BECAUSE INTERNET: UNDERSTANDING THE NEW RULES OF LANGUAGE by Gretchen McCulloch (July 23): For years, I've enjoyed McCulloch's articles on internet linguistics, as well as the Lingthusiasm podcast she co-hosts. I've been impatient for the release of this book and can't wait to dive into chapters such as "Typographical Tone of Voice" and "Emoji and Other Internet Gestures". I'll be reading in print, but the audio version narrated by the author also sounds very entertaining.

THE TESTAMENTS by Margaret Atwood (September 10) is a sequel to THE HANDMAID'S TALE, a novel I treasure and admire for its thoughtful, chilling narrative. I hope the sequel will live up to the original and stand with Atwood's generally excellent work, but I'm nervous. Part of my wariness about a continuation is that the TV series, which started strong, has become infuriating, but I don't think Atwood has much to do with that, and this will definitely be a different story, set 15 years later with three different narrators. I'm keeping my fingers crossed.
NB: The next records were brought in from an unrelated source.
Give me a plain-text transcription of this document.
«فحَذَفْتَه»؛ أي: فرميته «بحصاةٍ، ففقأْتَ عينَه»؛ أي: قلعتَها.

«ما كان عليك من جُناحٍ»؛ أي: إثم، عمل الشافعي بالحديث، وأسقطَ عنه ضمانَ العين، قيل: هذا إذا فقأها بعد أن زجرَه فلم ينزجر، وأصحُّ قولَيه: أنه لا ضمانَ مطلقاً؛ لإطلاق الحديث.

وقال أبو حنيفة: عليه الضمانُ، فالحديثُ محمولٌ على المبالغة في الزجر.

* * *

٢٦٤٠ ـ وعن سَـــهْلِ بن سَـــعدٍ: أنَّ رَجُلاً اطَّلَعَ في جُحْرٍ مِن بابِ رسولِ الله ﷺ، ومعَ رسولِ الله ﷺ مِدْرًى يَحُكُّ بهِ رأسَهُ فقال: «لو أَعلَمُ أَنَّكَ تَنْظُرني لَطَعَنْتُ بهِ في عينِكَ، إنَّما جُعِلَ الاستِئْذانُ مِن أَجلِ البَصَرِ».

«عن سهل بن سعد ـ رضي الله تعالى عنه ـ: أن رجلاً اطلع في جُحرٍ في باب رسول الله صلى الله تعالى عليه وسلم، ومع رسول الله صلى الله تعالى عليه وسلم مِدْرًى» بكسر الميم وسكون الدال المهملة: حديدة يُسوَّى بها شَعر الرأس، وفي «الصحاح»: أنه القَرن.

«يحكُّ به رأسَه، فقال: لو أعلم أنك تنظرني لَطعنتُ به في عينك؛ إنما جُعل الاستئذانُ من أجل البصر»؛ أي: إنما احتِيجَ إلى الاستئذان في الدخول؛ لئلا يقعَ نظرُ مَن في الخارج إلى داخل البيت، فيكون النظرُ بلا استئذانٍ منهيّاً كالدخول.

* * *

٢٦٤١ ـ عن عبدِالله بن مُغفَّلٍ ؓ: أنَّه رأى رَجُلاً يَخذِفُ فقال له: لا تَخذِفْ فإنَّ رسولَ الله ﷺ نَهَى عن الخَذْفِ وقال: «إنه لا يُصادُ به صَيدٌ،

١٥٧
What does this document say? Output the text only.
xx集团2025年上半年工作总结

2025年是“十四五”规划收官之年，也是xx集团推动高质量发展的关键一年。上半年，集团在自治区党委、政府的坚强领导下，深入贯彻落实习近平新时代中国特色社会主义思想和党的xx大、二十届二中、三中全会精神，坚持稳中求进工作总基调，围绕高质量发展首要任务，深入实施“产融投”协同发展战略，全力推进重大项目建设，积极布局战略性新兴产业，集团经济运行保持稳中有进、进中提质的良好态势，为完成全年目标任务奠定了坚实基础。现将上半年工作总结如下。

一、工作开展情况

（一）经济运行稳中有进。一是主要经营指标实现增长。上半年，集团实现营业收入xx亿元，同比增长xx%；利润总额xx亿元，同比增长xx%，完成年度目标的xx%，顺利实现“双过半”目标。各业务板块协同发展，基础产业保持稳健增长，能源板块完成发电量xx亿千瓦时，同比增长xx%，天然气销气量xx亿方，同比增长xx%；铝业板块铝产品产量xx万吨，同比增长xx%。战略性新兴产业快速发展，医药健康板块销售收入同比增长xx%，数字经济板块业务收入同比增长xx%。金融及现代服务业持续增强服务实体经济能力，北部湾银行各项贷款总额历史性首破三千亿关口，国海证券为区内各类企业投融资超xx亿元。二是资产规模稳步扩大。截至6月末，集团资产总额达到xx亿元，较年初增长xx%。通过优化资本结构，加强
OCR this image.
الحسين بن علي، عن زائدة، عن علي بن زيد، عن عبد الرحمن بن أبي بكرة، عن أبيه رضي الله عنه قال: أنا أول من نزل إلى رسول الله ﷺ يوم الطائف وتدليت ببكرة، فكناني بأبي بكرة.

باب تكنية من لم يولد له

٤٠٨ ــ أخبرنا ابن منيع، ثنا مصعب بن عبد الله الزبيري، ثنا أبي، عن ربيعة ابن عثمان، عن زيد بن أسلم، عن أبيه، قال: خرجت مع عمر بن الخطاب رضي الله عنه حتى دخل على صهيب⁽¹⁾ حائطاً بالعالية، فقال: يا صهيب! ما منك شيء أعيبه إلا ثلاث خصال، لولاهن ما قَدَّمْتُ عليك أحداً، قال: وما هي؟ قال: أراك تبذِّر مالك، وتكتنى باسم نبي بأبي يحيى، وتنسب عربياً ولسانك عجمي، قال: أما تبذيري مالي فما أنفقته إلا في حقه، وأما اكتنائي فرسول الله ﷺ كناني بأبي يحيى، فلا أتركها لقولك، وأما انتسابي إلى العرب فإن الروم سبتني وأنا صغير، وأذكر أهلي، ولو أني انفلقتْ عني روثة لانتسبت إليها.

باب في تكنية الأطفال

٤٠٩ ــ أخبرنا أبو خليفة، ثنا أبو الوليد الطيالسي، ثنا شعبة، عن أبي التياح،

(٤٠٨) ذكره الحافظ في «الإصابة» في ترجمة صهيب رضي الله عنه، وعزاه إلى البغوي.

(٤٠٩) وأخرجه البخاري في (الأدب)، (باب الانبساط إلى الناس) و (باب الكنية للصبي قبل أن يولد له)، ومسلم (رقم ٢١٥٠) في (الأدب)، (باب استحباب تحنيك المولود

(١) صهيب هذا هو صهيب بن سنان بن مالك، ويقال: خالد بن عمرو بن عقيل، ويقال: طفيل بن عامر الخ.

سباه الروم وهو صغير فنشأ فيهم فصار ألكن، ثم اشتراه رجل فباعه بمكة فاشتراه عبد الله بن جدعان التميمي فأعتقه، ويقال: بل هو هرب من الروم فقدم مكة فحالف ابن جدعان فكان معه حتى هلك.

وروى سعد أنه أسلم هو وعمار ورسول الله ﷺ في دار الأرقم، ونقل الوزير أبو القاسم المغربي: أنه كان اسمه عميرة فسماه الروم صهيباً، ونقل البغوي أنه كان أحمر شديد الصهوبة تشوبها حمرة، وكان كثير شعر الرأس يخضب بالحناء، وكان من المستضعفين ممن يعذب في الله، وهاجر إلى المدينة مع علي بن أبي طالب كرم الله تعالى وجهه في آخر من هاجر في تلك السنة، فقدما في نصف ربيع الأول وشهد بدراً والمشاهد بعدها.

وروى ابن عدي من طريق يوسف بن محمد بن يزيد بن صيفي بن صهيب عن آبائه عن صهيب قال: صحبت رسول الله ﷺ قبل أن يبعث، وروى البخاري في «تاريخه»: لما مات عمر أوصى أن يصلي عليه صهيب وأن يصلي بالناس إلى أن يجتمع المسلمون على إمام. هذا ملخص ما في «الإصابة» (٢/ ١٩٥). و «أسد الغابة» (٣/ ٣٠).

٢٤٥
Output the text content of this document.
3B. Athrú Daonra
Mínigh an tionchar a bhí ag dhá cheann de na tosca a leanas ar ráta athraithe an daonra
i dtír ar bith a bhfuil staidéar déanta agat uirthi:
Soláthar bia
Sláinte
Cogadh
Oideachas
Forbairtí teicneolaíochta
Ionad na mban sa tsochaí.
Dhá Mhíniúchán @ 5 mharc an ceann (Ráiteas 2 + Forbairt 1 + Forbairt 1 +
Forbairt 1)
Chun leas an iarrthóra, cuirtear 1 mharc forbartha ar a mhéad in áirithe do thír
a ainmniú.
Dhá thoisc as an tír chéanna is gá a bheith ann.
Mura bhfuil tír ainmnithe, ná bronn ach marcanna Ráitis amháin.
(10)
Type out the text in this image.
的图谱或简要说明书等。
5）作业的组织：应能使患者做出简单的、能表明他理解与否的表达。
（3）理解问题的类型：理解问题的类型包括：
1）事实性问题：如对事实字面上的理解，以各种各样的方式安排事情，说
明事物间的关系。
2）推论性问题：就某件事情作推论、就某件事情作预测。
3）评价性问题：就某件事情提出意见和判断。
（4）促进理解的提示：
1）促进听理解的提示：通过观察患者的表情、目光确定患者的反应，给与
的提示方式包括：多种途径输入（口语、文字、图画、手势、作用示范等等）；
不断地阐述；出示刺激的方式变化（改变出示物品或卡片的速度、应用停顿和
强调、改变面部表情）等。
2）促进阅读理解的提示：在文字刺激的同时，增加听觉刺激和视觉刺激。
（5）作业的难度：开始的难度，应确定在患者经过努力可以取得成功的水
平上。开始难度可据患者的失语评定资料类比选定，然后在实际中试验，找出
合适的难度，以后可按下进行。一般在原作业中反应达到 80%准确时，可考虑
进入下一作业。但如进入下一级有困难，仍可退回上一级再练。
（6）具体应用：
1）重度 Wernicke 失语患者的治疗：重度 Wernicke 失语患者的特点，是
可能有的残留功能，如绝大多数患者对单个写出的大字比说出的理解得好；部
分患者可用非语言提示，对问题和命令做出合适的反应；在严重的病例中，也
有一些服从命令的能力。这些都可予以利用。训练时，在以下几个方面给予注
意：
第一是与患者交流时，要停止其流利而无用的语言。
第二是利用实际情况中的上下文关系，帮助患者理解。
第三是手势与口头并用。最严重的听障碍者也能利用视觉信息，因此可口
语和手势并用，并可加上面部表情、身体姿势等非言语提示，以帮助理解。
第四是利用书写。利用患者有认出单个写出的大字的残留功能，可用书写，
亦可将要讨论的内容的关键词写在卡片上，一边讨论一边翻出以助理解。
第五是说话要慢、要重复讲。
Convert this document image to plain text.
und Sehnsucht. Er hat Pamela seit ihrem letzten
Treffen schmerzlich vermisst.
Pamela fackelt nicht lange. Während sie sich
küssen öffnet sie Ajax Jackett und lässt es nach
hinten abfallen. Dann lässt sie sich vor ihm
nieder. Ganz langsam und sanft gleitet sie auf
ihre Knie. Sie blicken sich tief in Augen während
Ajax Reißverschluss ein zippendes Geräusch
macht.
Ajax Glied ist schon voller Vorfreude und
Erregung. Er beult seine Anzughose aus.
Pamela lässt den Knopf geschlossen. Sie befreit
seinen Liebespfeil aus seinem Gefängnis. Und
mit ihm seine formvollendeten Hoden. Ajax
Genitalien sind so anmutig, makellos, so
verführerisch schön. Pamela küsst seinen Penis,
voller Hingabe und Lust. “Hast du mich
WAYWARD SON by Rainbow Rowell (September 24) is also a sequel. It follows Rowell's previous novel, CARRY ON, which was itself based on the Harry Potter analog Rowell invented for her earlier book, FANGIRL. Still with me? I've read all Rowell's novels with great delight, and I'm expecting more clever fun and heartfelt emotion from the further adventures of these magic-wielding characters.

THE FUTURE OF ANOTHER TIMELINE by Annalee Newitz (September 24): Newitz's first novel, AUTONOMOUS, was a wild ride through a world of pirated pharmaceuticals and artificial intelligences. I'm into the way Newitz thinks about science and science fiction, ideas she shares as co-host of the podcast Our Opinions are Correct. I'm excited about another book from her, and the time travel plot promises another thrilling tale.

THE DEEP by Rivers Solomon (November 5) has a cool origin story. Solomon took their inspiration from a gorgeous song produced by the group clipping. for an episode of This American Life. In the song, and now the novel, an underwater civilization has grown from the descendants of enslaved African people thrown overboard during the ocean crossing. It's an upsetting, empowering premise, like the one in Solomon's amazing first novel, AN UNKINDNESS OF GHOSTS.

Good Stuff Out There:

→ For Literary Hub, Jake Wolff explains his approach to integrating research into a story: "I heavily researched my debut novel, [THE HISTORY OF LIVING FOREVER,] in which nearly every chapter is science-oriented, historical, or both. I'd like to share a method I used throughout the research and writing process to help deal with some of my questions. This method is not intended to become a constant fixture in your writing practice. But if you're looking for ways to balance or check the balance of the amount of research in a given chapter, story, or scene, you might consider these steps: identify, lie, apply."